Felaket
İyi Şeyler Olacak
Türkiye'de
felaket, acayip, süper, çok “iyi şeyler” oldu, oluyor ve de
olacak(!) Türkiye demokratikleşiyor, ileri demokrasiye eriyoruz(!)
Basın
özgürlüğü, yakında “ileri basın özgürlüğü” yada “üst
düzey basın özgürlüğü” olacak(!)
Yayın
özgürlüğü kavramının yerine “maşallah yayın özgürlüğü”
kavramı gelebilir, Allah bu özgürlüğü nazarlardan saklasın!
O
kadar ileri düzeydeyiz ki bu hızla yakında havalanıp
uçabiliriz(!) Medyamız uçabilir.

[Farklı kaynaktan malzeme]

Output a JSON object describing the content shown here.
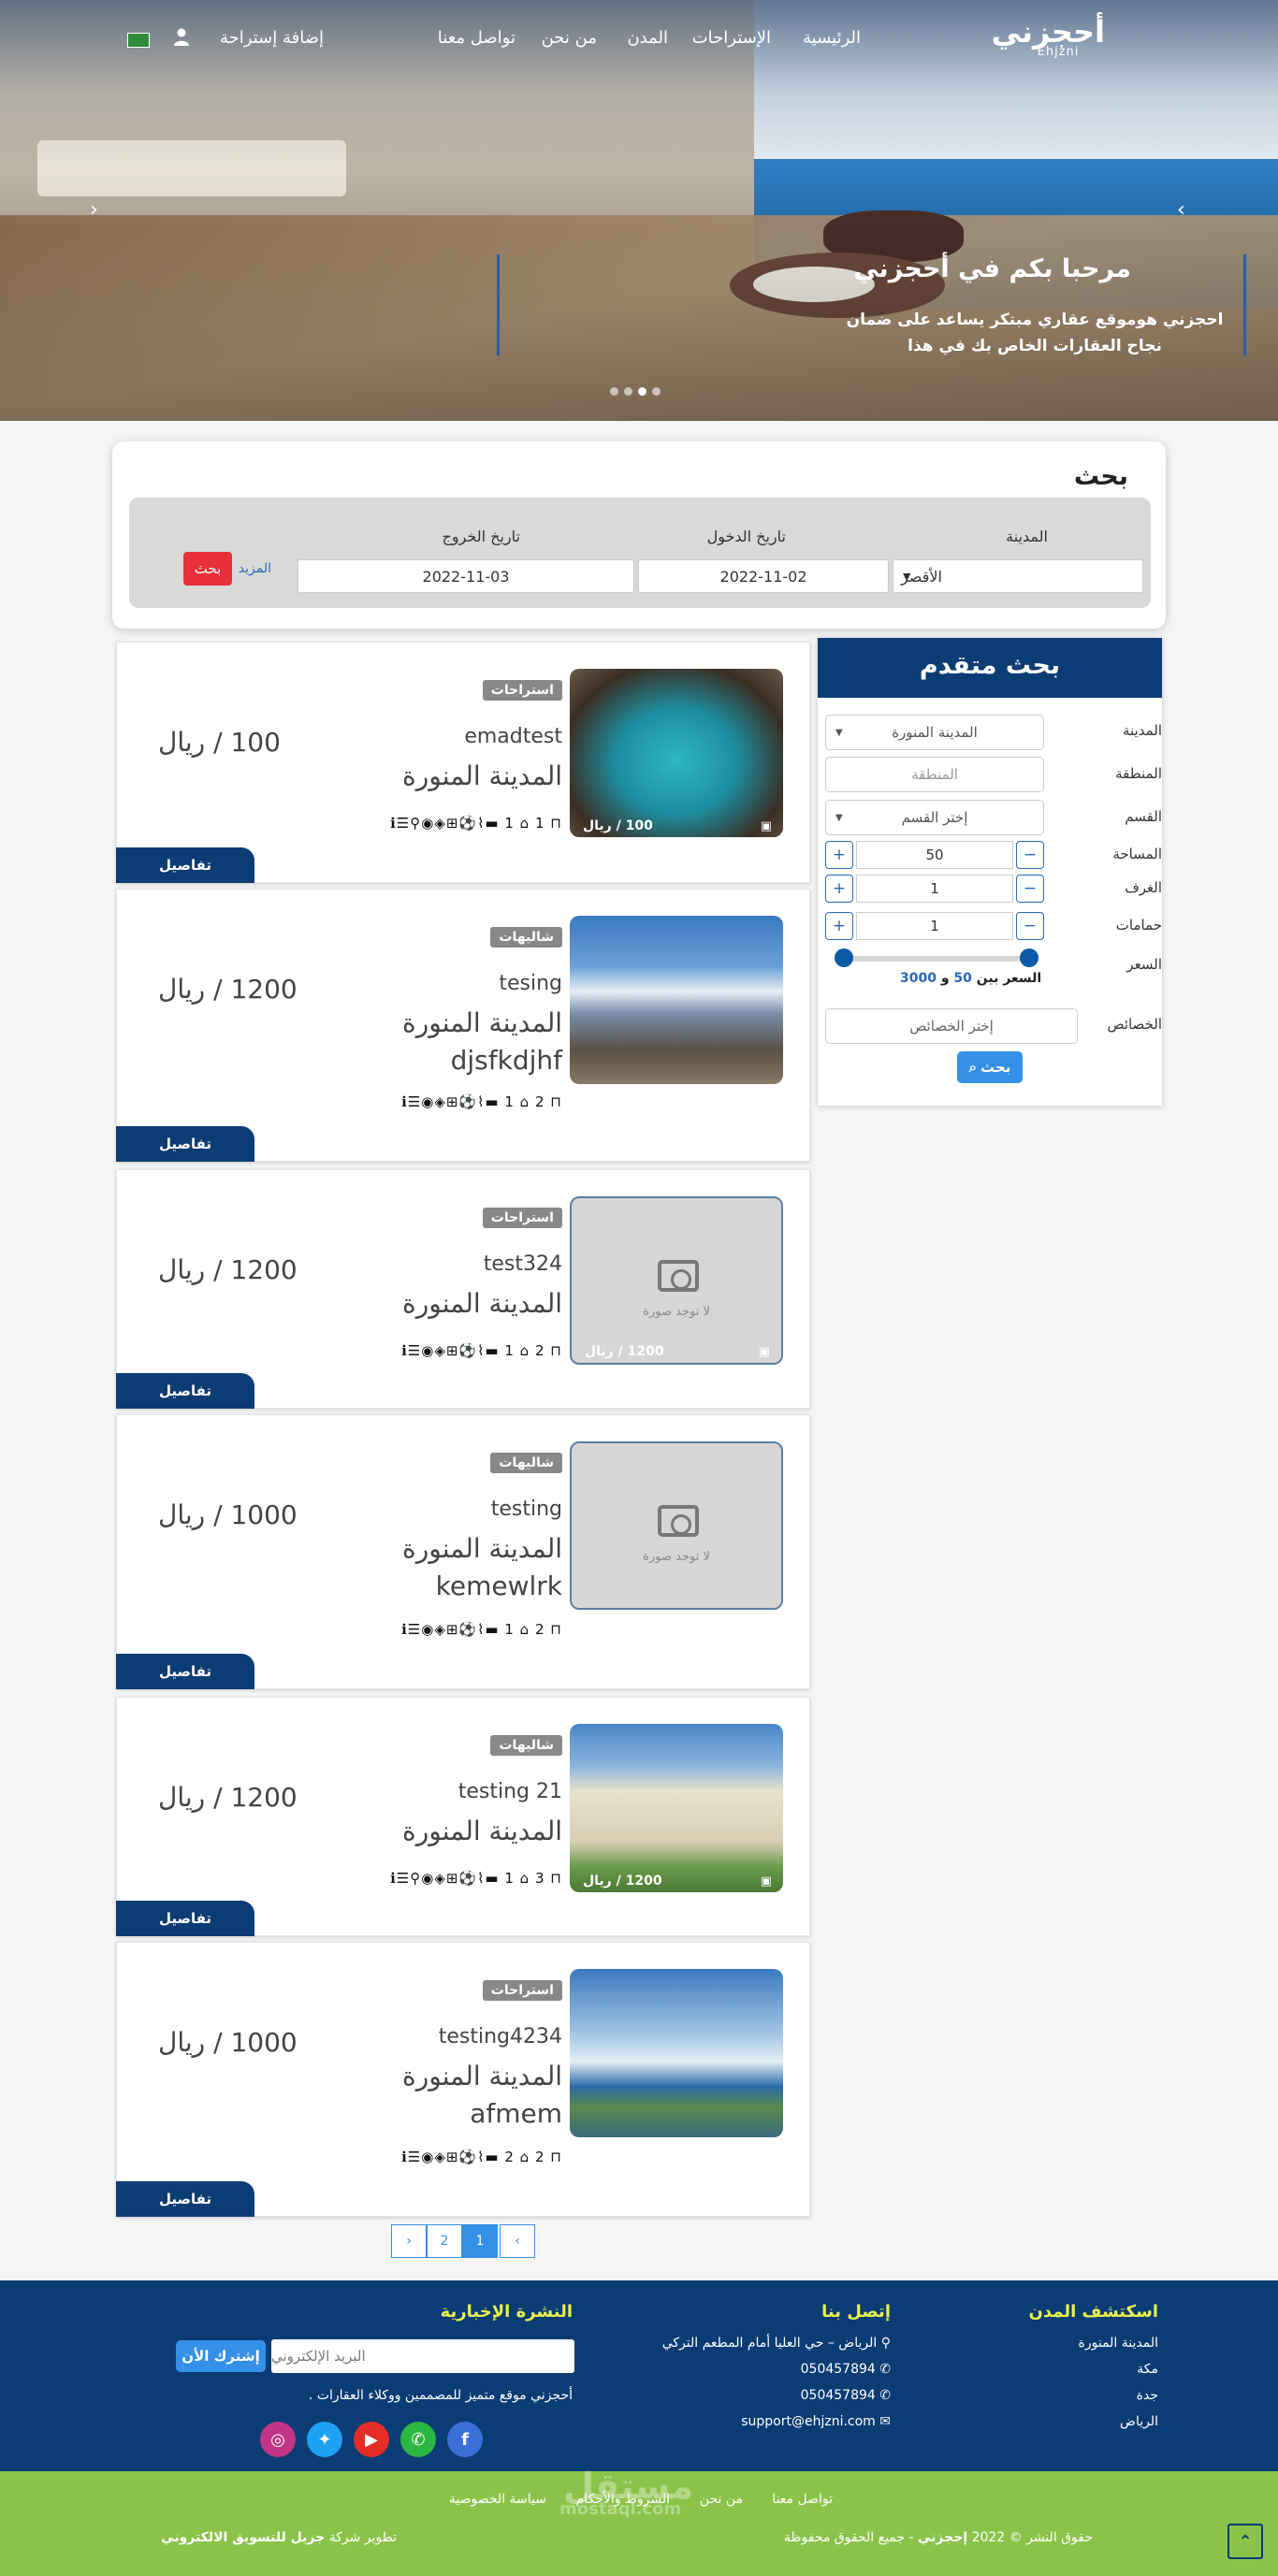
{
  "nav": {
    "logo_ar": "أحجزني",
    "logo_en": "Ehjzni",
    "links": [
      "الرئيسية",
      "الإستراحات",
      "المدن",
      "من نحن",
      "تواصل معنا"
    ],
    "add_rest": "إضافة إستراحة",
    "user_icon": "user-icon",
    "flag_icon": "saudi-flag-icon"
  },
  "hero": {
    "title": "مرحبا بكم في أحجزني",
    "text": "احجزني هوموقع عقاري مبتكر يساعد على ضمان نجاح العقارات الخاص بك في هذا",
    "slides": 4,
    "active_slide": 3
  },
  "search": {
    "title": "بحث",
    "city_label": "المدينة",
    "city_value": "الأقصر",
    "checkin_label": "تاريخ الدخول",
    "checkin_value": "2022-11-02",
    "checkout_label": "تاريخ الخروج",
    "checkout_value": "2022-11-03",
    "more": "المزيد",
    "button": "بحث"
  },
  "advanced": {
    "title": "بحث متقدم",
    "city_label": "المدينة",
    "city_value": "المدينة المنورة",
    "area_label": "المنطقة",
    "area_placeholder": "المنطقة",
    "section_label": "القسم",
    "section_value": "إختر القسم",
    "space_label": "المساحة",
    "space_value": "50",
    "rooms_label": "الغرف",
    "rooms_value": "1",
    "baths_label": "حمامات",
    "baths_value": "1",
    "price_label": "السعر",
    "price_text": "السعر بين",
    "price_min": "50",
    "price_and": "و",
    "price_max": "3000",
    "features_label": "الخصائص",
    "features_placeholder": "إختر الخصائص",
    "button": "بحث"
  },
  "listings": [
    {
      "badge": "استراحات",
      "name": "emadtest",
      "city": "المدينة المنورة",
      "extra": "",
      "price": "100 / ريال",
      "thumb_price": "100 / ريال",
      "amenities": "ℹ☰⚲◉◈⊞⚽⌇▬ 1 ⌂ 1 ⊓",
      "details": "تفاصيل",
      "image": "pool"
    },
    {
      "badge": "شاليهات",
      "name": "tesing",
      "city": "المدينة المنورة",
      "extra": "djsfkdjhf",
      "price": "1200 / ريال",
      "thumb_price": "",
      "amenities": "ℹ☰◉◈⊞⚽⌇▬ 1 ⌂ 2 ⊓",
      "details": "تفاصيل",
      "image": "mountain"
    },
    {
      "badge": "استراحات",
      "name": "test324",
      "city": "المدينة المنورة",
      "extra": "",
      "price": "1200 / ريال",
      "thumb_price": "1200 / ريال",
      "amenities": "ℹ☰◉◈⊞⚽⌇▬ 1 ⌂ 2 ⊓",
      "details": "تفاصيل",
      "image": "none",
      "no_image": "لا توجد صورة"
    },
    {
      "badge": "شاليهات",
      "name": "testing",
      "city": "المدينة المنورة",
      "extra": "kemewlrk",
      "price": "1000 / ريال",
      "thumb_price": "",
      "amenities": "ℹ☰◉◈⊞⚽⌇▬ 1 ⌂ 2 ⊓",
      "details": "تفاصيل",
      "image": "none",
      "no_image": "لا توجد صورة"
    },
    {
      "badge": "شاليهات",
      "name": "testing 21",
      "city": "المدينة المنورة",
      "extra": "",
      "price": "1200 / ريال",
      "thumb_price": "1200 / ريال",
      "amenities": "ℹ☰⚲◉◈⊞⚽⌇▬ 1 ⌂ 3 ⊓",
      "details": "تفاصيل",
      "image": "building"
    },
    {
      "badge": "استراحات",
      "name": "testing4234",
      "city": "المدينة المنورة",
      "extra": "afmem",
      "price": "1000 / ريال",
      "thumb_price": "",
      "amenities": "ℹ☰◉◈⊞⚽⌇▬ 2 ⌂ 2 ⊓",
      "details": "تفاصيل",
      "image": "coast"
    }
  ],
  "pagination": {
    "prev": "‹",
    "pages": [
      "1",
      "2"
    ],
    "active": "1",
    "next": "›"
  },
  "footer": {
    "cities_title": "اسكتشف المدن",
    "cities": [
      "المدينة المنورة",
      "مكة",
      "جدة",
      "الرياض"
    ],
    "contact_title": "إتصل بنا",
    "address": "الرياض – حي العليا أمام المطعم التركي",
    "phone1": "050457894",
    "phone2": "050457894",
    "email": "support@ehjzni.com",
    "newsletter_title": "النشرة الإخبارية",
    "newsletter_placeholder": "البريد الإلكتروني",
    "subscribe": "إشترك الأن",
    "about": "أحجزني موقع متميز للمصممين ووكلاء العقارات .",
    "social": [
      "facebook-icon",
      "whatsapp-icon",
      "youtube-icon",
      "twitter-icon",
      "instagram-icon"
    ]
  },
  "bottom": {
    "links": [
      "تواصل معنا",
      "من نحن",
      "الشروط والأحكام",
      "سياسة الخصوصية"
    ],
    "copyright_pre": "حقوق النشر © 2022",
    "copyright_brand": "إحجزني",
    "copyright_post": "- جميع الحقوق محفوظة",
    "dev_pre": "تطوير شركة",
    "dev_brand": "جزيل للتسويق الالكتروني",
    "watermark": "مستقل",
    "watermark_url": "mostaql.com"
  },
  "colors": {
    "primary": "#0c3c74",
    "accent": "#3590e8",
    "danger": "#e8303a",
    "green": "#8bc34a",
    "yellow": "#e8f24c"
  }
}
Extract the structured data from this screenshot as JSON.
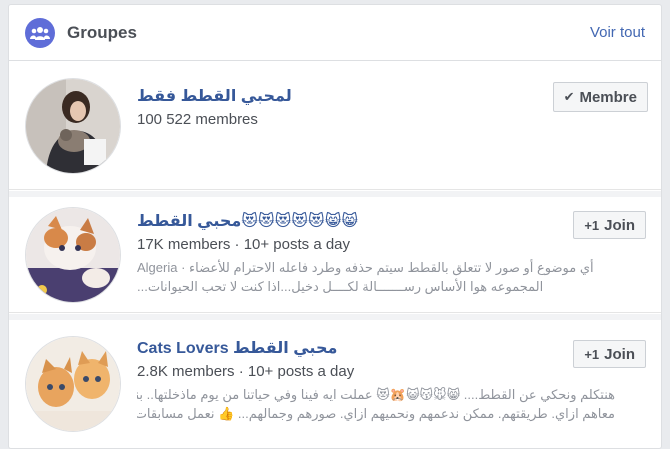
{
  "header": {
    "title": "Groupes",
    "see_all": "Voir tout"
  },
  "groups": [
    {
      "name": "لمحبي القطط فقط",
      "meta": "100 522 membres",
      "button_label": "Membre",
      "button_icon": "check-icon"
    },
    {
      "name": "محبي القطط😻😻😻😻😻😸😸",
      "meta": "17K members · 10+ posts a day",
      "desc_line1": "أي موضوع أو صور لا تتعلق بالقطط سيتم حذفه وطرد فاعله الاحترام للأعضاء · Algeria",
      "desc_line2": "المجموعه هوا الأساس رســـــــالة لكــــل دخيل...اذا كنت لا تحب الحيوانات...",
      "button_label": "Join",
      "button_icon": "add-friend-icon"
    },
    {
      "name": "Cats Lovers محبي القطط",
      "meta": "2.8K members · 10+ posts a day",
      "desc_line1": "هنتكلم ونحكي عن القطط.... 😸🐭😽😺🐹😻 عملت ايه فينا وفي حياتنا من يوم ماذخلتها.. بنتعامل",
      "desc_line2": "معاهم ازاي. طريقتهم. ممكن ندعمهم ونحميهم ازاي. صورهم وجمالهم... 👍 نعمل مسابقات ونعمل زي",
      "button_label": "Join",
      "button_icon": "add-friend-icon"
    }
  ]
}
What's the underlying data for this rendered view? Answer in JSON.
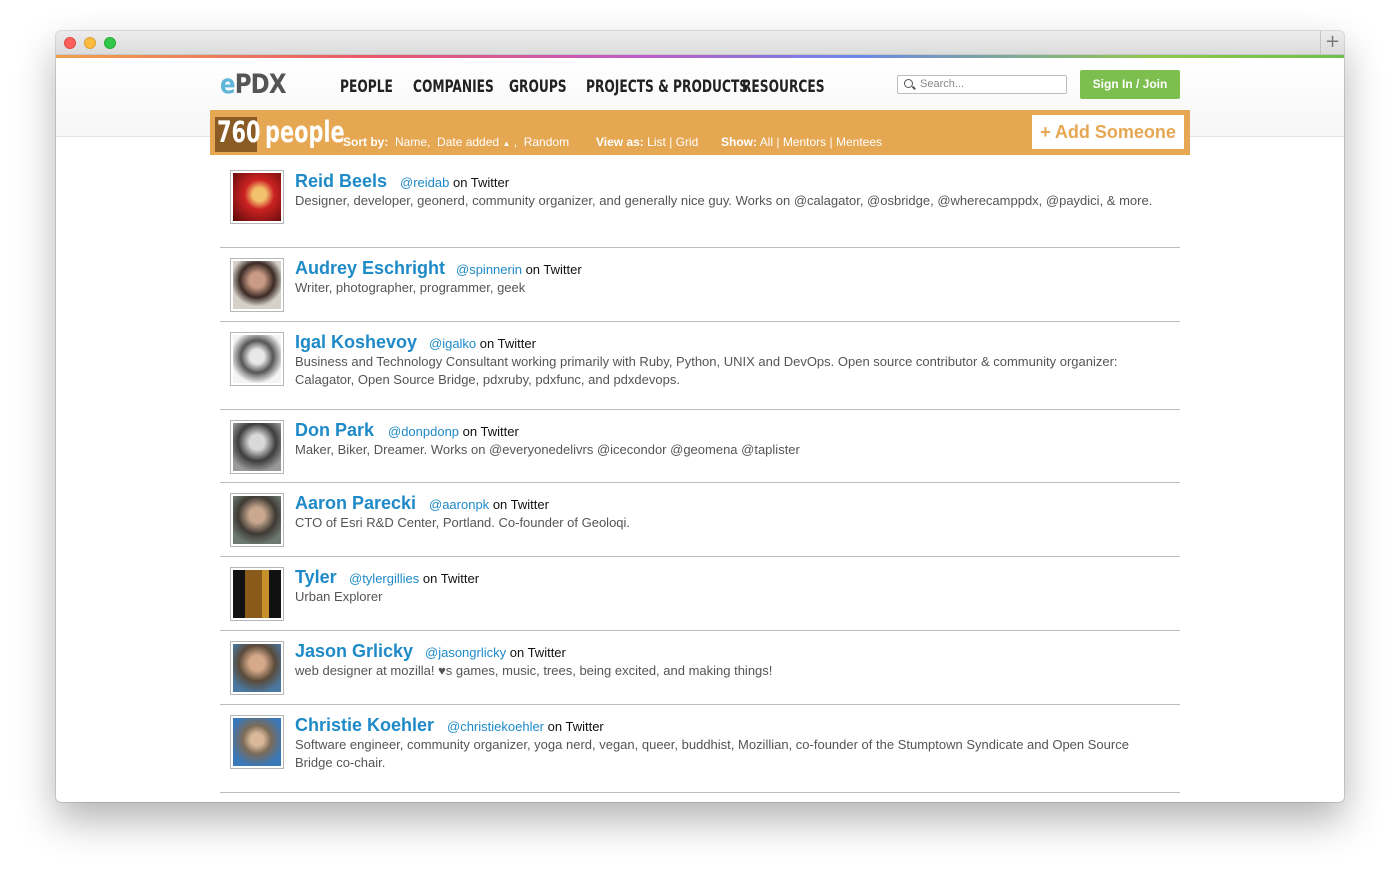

O zaman da inşallah medyamıza,
“uçuk medya” diyeceğiz.
Bu
“uçuk”luk, “ileri”nin bir adım ötesi olacak. Mesela, ileri
demokrasinin ötesi uçuk demokrasi olacak! Uçuk demokrasi,
hayallerin ötesindeki demokrasidir.
Basın
yayında şölen havasında ileri demokrasiyi yaşıyoruz(!) Son
yıllarda pek çok yazar, gazeteci çeşitli nedenlerle
ekranlarımızdan, gazetelerimizden yani göz önünden kayboldular,
geriye atıldılar, içeri atıldılar, gözden çıkarıldılar,
susmak zorunda bırakıldılar.
Onlar,
ileri demokrasinin yarattığı yüksek basınç nedeniyle düşme
tehlikesi geçiren “medyanın”, düşmemek adına, “üstündeki
ağırlığı azaltmak” adına aşağı attığı isimlerdi.
Toplumun,
bu aşağı atışların bir kısmından haberi oldu, bir kısmını
duydu ama fark edemedi, bir kısmından ise zerre kadar bile haberi
olmadı.
Bu
yazının konusu, şölen yaşadığımız bu ileri dönemde(!),
aşağı atılan isimlerin bazılarının hatırlatılmasıdır. Bu
yazının bir devamı olacak bir başka yazıda ise, ekranlarda bize
yaşatılan “şölenin” örneklerini, “ileri demokratik
kanallarımızı” ve bunların gerçek yüzünü sunmaya
çalışacağım.
İleri
Demokraside Geriye Atılanlar
Banu
AVAR – Gazeteci, belgesel yapımcısı, yazar: TRT1-TRT2
– Sınırlar Arasında. “Gerçekleri çok fazla anlatması”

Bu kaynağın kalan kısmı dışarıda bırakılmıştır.